Not a good day for the Easter bunny

or, Tales of Fang and Claw From Jackmannii’s Backyard (soft-hearted Dopers may want to exit the thread here).

My final garden chore on an unexpectedly balmy Sunday evening was to clear away the last of the mulch covering the hardy banana and elephant ears patch. As I scooped up an armload of damp straw, three young rabbits leaped out and scurried away.

Even if I’d wanted to return them to the now-defunct nest, they were way too fast for me to catch, so I figured they could likely fend for themselves and I’d wind up dealing with them later when they began devouring my vegetable and ornamental plantings. Continuing on with my work, a couple minutes later I heard keening and protesting sounds some distance away, turned, and saw a large crow pecking at something on the ground (kind-hearted Dopers should really stop reading at this point). My first thought was that a baby crow had fallen out of its nest and Mama was trying to give it a worm.

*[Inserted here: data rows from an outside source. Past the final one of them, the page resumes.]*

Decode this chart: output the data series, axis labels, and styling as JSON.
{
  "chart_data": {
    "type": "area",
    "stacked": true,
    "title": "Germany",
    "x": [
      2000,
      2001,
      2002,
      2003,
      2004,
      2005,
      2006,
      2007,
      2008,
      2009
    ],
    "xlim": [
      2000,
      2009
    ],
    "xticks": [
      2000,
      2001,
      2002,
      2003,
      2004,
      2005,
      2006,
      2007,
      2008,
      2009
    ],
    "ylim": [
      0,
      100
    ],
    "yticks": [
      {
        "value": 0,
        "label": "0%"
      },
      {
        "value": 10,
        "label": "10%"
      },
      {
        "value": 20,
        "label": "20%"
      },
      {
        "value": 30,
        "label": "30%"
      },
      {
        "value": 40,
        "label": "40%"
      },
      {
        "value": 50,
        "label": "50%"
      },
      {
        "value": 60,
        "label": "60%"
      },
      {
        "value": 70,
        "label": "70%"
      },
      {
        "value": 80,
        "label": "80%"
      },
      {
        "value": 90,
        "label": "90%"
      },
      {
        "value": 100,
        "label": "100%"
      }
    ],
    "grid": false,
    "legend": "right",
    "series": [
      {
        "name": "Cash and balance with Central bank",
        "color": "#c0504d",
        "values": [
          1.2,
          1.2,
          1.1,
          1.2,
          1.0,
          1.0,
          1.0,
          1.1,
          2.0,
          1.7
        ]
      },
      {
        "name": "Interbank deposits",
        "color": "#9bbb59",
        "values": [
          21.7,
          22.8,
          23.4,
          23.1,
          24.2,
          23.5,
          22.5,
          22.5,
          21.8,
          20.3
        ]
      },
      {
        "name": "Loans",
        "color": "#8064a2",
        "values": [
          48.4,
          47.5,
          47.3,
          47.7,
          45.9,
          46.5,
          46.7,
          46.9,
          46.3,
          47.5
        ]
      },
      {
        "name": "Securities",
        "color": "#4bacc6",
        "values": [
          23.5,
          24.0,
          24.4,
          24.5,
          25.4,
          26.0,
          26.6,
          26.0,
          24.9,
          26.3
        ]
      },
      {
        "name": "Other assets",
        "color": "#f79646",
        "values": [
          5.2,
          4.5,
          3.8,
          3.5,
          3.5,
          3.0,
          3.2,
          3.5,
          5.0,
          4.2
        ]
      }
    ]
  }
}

As I watched in disbelief, an especially vigorous peck sent a small gray form a couple inches in the air. While I’m by no means a rabbit fan, I attempted to drive off the crow, but it picked up the mini-rabbit and flew to the back of the yard, where it dropped its prey (sadly, too late for any resuscitative efforts).

Hell of a thing to happen on Easter. :frowning:

This was also the most violent event to occur in my yard since the time Bessie the Labrador got into a stare-down with a large groundhog, which lost its nerve and fled with Bessie in hot pursuit. It escaped after receiving a butt-chomp from Bessie, who afterward would return to the spot, like a Civil War veteran revisiting Gettysburg.

I’m thinking it might be safer living in the city. :dubious:

Oh, the cuteness. The widdle bunny ears and twitchy noses. How sweet. NOT! They will clean out a garden in one night. Hate the S.O.B.s. I have a standing war with them every spring. I will win.

I’m a soft-hearted soul with little stomach for violence, but “like a Civil War veteran returning to Gettysburg” has me shaking with laughter.

Years ago, my dog took after a cat that had wandered onto our rural property. The cat scampered up a tree, over the horse barn roof, and thence to, I don’t know, Mew York? Anyway, gone for good. A full year later, Dog was snoozing by my feet in our cozy living room as a neighbor lady talked about getting her daughter a cat. At the word “cat,” Dog jumped up with a startled look that distinctly said “Oh, my God, I overslept!” and started whining in agitation. I let him out, and he beelined for the tree by the horse barn and barked toward the leafless, cat-less, tree branches for a good 15 minutes.

Sorry about the bunny tragedy. Crows can be merciless. No wonder a bunch of crows is called a murder.

A few years back I was riding my bike up a nearby bike path one Easter Sunday morning when around a bend came a pack of lycra clad individuals hurtling towards me at top speed, I had no choice but to turn off the path into the brush. I ran straight over an adult rabbit and it was very dead. I am no rabbit fan but the timing made it feel somewhat revolting. I barely felt a bump thanks to mountain bike suspension and big knobby tyres. We have a lot of crows hanging about a nearby shopping strip, I do wonder how many kittens are lost to them every year.